I’m a huge fan of buying my cars and bikes used. Every single motorcycle I’ve ever owned has been pre-owned and I truly believe that one’s loss is another’s gain. If you are the type of person who keeps their bikes or cars for decades, buying new might be worth it. But I enjoy switching what I ride fairly often so buying new would not be very cost efficient. There is definitely a negative stigma about buying used motorcycles. Many are afraid they will get stuck with a bike that has endless mechanical issues and while that’s definitely a possibility if you’re not careful, there are also plenty of honest sellers out there who just want to get rid of their bike at a fair price. Being able to identify red flags and knowing what to ask and what to look for can help you land a great deal. Here are a few tips for buying a used motorcycle.
Figure out what you’re looking for and how much you’d like to pay
Classifieds are flooded with motorcycles for sale and unless you know exactly what you are looking for, narrowing down your search is going to be pretty tough. First figure out what make and model of bike you want, what year range and how much you want to pay. Being too picky about the bike specs when buying used is going to make finding the perfect bike a very lengthy process so you might have to compromise. When figuring out how much you want to pay for the model of bike you’ve chosen, consult a few different sources. First, there are of course website like Kelly Blue Book and NADAguides that will show you the bike’s estimated used retail value. This will give you a general idea of how much the bike you want is worth. My favorite source for checking the prices however is eBay. eBay allows you to see closed auctions or sales and how much the bikes actually sold for. Sellers often inflate their asking price but what the bike is listed for is not always what the bike is actually worth.
Where to look
Today’s most widespread source of classifieds is Craigslist. Sometimes to get a good deal on a used motorcycle, you might have to branch out outside of your city or perhaps even outside of your state. Websites like SearchTempest allow you to search Craigslist nationwide. Don’t get lazy, sometimes a great deal is worth a really long drive. Some other sources to check out for used bikes are eBay, bike specific forums, Cycle Trader (although it’s almost completely abandoned by private sellers, you can still find good deals once in a blue moon) and public auctions. Most of the time, buying a used bike from a dealership means that you are going to over pay. Even if you find a used bike at a dealership listed for a fair price, the out-the-door price after all the taxes and fees the dealer adds on will usually put you over the fair market price.
Questions to ask the seller
These questions should be answered prior to you making the trip to look at the bike. By asking these questions you are not only gathering information about the bike’s history, but you are also looking for any red flags that the seller is not being completely honest. Two things you should definitely never ignore – If it sounds too good to be true, it usually is and if you have a gut feeling there is something off about the deal, you are probably right.
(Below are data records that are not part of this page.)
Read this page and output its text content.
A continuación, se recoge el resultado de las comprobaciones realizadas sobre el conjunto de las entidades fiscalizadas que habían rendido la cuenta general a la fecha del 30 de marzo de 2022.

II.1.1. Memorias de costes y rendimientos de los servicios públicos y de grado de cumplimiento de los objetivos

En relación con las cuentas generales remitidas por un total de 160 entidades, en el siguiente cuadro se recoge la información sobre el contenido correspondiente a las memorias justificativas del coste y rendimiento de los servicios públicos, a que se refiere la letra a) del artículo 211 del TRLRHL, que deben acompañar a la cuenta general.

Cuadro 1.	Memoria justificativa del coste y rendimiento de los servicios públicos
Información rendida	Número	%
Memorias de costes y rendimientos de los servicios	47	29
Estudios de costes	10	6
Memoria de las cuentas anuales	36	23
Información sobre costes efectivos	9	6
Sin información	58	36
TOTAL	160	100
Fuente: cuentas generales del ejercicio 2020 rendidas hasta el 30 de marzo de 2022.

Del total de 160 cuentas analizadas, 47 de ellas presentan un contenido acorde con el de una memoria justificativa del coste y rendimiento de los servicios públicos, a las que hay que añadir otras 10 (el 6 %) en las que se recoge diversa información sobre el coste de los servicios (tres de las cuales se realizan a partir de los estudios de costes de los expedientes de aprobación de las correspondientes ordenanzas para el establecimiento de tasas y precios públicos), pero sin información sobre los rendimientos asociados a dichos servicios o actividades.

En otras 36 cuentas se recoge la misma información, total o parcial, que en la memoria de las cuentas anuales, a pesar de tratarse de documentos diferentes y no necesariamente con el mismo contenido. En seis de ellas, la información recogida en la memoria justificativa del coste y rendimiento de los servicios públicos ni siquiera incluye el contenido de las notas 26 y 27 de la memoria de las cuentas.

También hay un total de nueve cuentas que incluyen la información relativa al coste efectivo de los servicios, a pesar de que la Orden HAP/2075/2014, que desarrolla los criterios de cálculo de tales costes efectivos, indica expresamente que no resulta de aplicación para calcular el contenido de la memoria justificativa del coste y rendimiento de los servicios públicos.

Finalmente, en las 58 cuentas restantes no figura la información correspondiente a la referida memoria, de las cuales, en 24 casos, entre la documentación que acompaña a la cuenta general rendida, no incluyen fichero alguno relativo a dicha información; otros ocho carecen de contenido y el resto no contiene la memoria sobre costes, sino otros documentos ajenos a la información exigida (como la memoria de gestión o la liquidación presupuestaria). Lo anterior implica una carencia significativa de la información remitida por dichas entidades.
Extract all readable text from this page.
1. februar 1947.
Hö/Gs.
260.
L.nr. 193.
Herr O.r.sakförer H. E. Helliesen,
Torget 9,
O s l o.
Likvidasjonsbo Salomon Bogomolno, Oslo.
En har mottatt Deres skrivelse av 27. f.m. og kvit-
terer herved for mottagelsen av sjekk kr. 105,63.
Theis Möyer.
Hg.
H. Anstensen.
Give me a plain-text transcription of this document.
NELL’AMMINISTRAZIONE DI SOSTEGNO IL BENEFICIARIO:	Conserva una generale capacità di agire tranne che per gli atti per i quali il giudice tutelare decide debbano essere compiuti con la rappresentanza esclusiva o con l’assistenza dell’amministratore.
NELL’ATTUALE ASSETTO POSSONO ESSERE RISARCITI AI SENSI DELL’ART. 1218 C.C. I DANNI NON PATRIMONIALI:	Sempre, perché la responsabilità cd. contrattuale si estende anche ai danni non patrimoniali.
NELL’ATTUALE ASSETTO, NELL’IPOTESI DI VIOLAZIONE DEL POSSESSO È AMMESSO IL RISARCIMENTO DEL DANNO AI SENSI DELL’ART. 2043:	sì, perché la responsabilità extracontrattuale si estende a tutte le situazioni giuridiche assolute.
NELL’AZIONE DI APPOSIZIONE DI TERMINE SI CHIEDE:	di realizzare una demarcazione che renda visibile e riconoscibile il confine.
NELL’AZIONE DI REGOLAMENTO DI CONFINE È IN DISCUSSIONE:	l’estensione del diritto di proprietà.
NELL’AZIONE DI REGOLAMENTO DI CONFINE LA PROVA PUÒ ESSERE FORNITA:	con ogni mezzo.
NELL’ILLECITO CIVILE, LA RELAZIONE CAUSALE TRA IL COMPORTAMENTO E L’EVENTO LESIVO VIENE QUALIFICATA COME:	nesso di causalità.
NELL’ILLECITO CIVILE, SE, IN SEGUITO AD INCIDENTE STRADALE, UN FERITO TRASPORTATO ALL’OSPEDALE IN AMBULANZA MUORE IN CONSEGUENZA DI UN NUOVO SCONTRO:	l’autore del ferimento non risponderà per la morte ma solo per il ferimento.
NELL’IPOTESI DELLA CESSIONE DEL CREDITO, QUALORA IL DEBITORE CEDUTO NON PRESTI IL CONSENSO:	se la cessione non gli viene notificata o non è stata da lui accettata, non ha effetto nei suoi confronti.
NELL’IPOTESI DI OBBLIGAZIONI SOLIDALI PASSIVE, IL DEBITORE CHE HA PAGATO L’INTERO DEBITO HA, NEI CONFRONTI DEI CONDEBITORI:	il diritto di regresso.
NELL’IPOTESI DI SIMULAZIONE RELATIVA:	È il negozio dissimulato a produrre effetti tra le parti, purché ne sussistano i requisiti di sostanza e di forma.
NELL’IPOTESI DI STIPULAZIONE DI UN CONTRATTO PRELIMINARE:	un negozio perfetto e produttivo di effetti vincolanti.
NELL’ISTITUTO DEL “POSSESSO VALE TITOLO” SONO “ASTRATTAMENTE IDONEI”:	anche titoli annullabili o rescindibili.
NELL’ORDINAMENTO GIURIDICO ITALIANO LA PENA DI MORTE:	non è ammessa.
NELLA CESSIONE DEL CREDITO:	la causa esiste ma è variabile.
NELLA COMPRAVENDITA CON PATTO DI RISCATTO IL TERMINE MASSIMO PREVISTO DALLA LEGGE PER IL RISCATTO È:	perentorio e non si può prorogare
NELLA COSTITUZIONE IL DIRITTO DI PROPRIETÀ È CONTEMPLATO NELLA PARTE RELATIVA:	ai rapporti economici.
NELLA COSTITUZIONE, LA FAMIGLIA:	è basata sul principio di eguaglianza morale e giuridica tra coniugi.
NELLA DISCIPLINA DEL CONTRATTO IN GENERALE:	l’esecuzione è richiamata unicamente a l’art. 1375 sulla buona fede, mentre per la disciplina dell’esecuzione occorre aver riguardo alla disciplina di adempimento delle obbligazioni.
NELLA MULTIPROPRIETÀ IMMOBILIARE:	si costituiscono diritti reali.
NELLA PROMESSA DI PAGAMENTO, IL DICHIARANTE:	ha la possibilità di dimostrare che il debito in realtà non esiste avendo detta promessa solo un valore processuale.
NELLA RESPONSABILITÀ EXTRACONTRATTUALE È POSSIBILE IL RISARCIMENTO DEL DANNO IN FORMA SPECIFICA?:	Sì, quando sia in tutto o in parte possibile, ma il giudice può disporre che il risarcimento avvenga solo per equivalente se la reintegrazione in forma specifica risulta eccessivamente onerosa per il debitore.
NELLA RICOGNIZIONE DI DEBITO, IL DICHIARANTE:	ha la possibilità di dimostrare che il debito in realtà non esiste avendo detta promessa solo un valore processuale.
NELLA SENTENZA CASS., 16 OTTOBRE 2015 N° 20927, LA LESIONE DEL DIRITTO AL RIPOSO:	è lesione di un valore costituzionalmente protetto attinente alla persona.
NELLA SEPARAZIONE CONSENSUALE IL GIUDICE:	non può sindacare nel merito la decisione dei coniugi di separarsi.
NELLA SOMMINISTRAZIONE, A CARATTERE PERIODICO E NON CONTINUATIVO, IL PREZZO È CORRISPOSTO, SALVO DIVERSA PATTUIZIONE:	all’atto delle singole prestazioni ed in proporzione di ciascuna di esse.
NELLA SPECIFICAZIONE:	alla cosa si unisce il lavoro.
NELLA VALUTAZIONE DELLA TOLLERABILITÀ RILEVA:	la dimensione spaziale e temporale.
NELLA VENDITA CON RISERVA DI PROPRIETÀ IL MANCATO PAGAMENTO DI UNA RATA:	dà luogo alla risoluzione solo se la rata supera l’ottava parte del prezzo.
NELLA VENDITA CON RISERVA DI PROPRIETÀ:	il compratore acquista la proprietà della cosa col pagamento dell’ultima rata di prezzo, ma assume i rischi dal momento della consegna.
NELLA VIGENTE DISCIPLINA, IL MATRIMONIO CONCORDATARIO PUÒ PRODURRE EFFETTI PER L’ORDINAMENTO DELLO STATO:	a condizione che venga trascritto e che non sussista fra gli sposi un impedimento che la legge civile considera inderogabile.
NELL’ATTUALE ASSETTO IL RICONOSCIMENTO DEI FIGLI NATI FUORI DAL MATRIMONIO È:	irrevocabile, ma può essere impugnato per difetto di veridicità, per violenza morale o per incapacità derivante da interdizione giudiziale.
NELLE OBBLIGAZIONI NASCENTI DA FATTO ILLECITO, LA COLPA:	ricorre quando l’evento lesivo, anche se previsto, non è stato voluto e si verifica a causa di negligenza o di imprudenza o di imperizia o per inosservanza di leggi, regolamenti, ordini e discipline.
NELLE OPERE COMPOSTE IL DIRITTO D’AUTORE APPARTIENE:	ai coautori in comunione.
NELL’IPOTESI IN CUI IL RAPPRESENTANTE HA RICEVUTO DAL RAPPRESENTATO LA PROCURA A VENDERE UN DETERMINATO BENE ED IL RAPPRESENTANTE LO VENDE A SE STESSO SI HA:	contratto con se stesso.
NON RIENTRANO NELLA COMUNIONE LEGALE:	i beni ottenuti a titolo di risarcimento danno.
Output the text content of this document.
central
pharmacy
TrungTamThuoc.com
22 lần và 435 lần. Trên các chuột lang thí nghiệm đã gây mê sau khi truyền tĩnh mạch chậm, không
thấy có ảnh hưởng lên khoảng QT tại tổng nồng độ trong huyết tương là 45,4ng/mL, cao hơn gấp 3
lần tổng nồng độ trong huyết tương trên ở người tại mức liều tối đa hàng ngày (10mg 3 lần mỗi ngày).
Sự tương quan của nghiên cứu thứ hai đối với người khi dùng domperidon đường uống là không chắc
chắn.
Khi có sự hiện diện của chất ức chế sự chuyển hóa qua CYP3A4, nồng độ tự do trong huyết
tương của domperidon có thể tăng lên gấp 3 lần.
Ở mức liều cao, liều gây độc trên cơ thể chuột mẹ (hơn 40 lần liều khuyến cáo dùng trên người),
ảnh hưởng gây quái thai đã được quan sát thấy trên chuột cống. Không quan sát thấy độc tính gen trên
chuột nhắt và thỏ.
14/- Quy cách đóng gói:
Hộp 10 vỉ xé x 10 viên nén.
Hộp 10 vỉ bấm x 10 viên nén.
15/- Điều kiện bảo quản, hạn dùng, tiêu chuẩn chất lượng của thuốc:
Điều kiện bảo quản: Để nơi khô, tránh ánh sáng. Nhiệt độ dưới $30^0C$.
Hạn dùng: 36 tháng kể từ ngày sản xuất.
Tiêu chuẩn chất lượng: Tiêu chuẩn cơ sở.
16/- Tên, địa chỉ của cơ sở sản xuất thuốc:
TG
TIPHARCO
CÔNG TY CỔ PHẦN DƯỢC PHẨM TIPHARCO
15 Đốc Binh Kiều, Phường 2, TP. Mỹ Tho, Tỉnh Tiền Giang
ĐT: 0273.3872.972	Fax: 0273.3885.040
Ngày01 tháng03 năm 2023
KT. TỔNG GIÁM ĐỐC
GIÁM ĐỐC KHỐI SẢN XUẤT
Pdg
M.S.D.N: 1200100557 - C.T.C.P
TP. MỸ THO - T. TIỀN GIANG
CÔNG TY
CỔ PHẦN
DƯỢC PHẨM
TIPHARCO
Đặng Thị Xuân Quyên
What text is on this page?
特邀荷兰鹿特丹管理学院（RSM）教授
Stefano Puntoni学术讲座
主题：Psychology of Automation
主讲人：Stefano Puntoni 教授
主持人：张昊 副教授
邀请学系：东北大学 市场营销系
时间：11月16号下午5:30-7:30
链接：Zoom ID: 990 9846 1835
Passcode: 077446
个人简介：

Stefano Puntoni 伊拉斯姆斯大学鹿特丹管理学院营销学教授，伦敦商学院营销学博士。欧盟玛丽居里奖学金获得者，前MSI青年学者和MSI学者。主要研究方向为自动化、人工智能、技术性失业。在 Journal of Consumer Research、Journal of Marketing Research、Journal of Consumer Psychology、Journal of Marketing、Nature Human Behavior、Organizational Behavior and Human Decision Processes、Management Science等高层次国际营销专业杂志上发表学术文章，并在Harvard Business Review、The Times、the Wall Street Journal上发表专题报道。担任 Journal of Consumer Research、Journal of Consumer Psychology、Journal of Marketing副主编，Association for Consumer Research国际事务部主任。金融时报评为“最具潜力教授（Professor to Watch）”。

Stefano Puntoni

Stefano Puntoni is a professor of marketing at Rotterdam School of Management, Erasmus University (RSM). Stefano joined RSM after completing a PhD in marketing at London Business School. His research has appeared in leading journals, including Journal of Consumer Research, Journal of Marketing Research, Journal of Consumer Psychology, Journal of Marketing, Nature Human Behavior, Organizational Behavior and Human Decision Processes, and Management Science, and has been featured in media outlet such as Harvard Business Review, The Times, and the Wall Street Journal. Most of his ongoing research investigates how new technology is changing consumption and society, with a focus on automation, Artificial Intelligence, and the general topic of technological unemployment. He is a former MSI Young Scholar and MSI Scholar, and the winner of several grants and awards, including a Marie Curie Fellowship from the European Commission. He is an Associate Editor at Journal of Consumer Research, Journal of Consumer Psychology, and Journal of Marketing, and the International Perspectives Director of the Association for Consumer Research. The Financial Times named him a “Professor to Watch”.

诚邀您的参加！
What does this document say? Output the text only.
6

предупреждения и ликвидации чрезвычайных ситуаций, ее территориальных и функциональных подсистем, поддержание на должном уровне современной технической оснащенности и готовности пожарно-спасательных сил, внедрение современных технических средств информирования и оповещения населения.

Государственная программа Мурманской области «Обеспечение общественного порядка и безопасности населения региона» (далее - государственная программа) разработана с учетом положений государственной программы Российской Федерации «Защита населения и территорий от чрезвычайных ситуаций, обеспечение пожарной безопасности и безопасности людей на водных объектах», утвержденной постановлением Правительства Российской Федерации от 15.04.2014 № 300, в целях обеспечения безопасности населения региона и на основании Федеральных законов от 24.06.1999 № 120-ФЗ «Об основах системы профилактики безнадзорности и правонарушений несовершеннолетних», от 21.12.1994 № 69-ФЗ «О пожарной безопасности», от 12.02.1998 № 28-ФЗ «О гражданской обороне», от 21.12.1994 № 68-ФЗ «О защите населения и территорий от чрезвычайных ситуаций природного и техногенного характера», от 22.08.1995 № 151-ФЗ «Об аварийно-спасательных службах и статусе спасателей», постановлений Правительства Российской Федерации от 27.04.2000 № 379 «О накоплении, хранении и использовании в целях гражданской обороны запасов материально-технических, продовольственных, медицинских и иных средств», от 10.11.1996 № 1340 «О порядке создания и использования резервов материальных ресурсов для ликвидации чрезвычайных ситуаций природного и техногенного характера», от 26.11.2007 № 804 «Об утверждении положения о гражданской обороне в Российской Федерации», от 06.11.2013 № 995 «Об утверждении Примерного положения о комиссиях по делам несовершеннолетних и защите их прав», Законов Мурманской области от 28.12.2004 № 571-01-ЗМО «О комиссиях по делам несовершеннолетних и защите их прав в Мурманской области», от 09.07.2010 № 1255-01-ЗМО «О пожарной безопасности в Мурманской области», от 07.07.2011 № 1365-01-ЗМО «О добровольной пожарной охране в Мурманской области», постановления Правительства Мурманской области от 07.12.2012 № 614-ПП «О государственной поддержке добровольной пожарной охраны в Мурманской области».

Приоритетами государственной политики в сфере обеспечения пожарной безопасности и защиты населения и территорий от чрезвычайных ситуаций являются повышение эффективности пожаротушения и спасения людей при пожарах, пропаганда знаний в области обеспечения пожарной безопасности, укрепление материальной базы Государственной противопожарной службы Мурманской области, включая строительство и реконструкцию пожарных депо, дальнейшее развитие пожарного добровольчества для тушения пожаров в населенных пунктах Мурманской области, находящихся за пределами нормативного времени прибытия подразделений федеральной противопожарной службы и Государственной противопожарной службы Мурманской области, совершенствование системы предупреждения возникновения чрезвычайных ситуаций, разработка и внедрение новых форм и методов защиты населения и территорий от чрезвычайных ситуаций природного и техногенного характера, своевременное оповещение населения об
What to look for when checking out the bike
It always helps to bring someone along who knows motorcycles and can help you determine the condition of the used bike. But if you don’t have such a buddy available, here are a few things to look for when checking out a potential bike purchase:
If you are completely new to riding, I would not recommend you test riding someone else’s bike. Firstly, you won’t really know what you are looking for during the test ride. An experienced rider will know what a bike is supposed to feel like and is a lot more likely to notice issues that might arise during shifting, braking, turning, etc. As a new rider you are also vulnerable to making a mistake and dropping someone else’s motorcycle and being responsible for paying for damages on a bike you don’t even own. If you don’t have a buddy or acquaintance who is an experienced rider and can test ride the bike for you, keep reading about taking your bike in for a pre-purchase inspection.
If you are not mechanically inclined, get a pre-purchase inspection from a shop
Most motorcycle shops or dealerships will offer pre-purchase inspections on used motorcycles. It’s fairly inexpensive and will give you a clear idea on what you are getting yourself into. If a bike needs a lot of work and you still decide to go through with the purchase, an official quote from a shop on what it will cost to get the bike fixed can be used as a bargaining tool to get the price of the bike down.
There are a ton of great used bike deals out there. Remember to BE PATIENT as finding a great deal might take some time. Better to wait for just the right bike rather than getting stuck with something that you overpaid for or something that will give you nothing but headaches. Happy bike shopping!